Lenka Reinerová: A Café With Many Tables
Lenka Reinerová (1916-2008) is often described as Prague’s last writer in German, continuing the tradition of Franz Kafka, Franz Werfel and Egon Erwin Kisch, the last of whom she knew well. Jewish by birth, she survived the war by escaping from France to Morocco, and in the 1950s she was jailed for over a year by Czechoslovakia’s communist authorities. She was the driving force behind the Prager Literaturhaus, set up in 2004 to promote Prague’s German-language literary legacy.
I interviewed Lenka Reinerová on several occasions, and when she died in 2008, I made a programme for Radio Prague, A Café With Many Tables, celebrating her life and work. Here it is:
„What I am writing is Prague German – I am not trying to write German German.“
In August 2004 I went to see Lenka in her small flat in Plzeňská Street in Prague 5. We talked about her writing. Here is our conversation, which takes us from Mexico to Casablanca, but always returns to her beloved home city of Prague.
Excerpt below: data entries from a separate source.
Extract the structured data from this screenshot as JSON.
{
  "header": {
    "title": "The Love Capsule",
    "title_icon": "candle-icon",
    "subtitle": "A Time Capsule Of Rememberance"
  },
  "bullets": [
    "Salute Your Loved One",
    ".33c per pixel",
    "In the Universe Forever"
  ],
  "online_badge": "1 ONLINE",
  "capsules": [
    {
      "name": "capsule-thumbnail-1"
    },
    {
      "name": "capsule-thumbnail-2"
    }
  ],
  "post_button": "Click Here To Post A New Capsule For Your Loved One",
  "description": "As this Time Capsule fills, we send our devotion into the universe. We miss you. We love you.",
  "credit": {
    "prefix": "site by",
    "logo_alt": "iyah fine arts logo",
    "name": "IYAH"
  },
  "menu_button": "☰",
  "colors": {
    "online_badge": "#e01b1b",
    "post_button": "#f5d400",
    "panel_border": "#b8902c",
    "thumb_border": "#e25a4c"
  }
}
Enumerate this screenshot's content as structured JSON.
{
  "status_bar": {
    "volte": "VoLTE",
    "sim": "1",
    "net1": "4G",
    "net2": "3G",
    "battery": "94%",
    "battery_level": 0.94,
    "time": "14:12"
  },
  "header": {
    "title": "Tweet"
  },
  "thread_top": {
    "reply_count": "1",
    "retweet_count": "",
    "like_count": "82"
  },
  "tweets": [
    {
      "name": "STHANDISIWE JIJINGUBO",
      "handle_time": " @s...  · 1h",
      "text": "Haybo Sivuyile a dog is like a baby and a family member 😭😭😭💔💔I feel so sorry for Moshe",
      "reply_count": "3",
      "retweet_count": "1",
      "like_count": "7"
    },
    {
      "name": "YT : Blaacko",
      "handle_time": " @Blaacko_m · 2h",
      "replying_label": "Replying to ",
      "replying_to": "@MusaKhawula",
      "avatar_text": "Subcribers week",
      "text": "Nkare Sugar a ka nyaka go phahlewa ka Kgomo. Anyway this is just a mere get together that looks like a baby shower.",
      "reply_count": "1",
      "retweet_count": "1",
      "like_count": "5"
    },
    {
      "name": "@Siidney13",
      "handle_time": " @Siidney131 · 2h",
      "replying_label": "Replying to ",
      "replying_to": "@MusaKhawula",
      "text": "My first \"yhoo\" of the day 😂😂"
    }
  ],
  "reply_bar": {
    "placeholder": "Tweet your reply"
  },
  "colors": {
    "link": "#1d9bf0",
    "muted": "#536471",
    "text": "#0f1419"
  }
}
A memory of a prison heard but not seen:
And here she is in 2002, remembering an extraordinary moment. It was only many decades later that she first saw the prison in which she was incarcerated in 1952.
“One day I was sitting in this same room and was looking at my TV. And it was showing scenes of prison. All of a sudden, I realised I’d been in this same prison. A part of the regime then was that I never was allowed to leave my cell without being blindfolded. They always put a wet rag over my eyes. And now, sitting at home on my couch, I saw for the first time how it looked in this prison. For the first time I saw the corridor, I saw the doors, which I always heard, but never saw. And the strange thing is that I was surprised, because I somehow didn’t realise when I was there – and I was there for a long time – that it was a prison like the ones I know from American films – different floors and with the guards going around. I knew that the guards were going around, but I couldn’t imagine them. I was in this classic very bad prison. I saw it for the first time at home on TV.”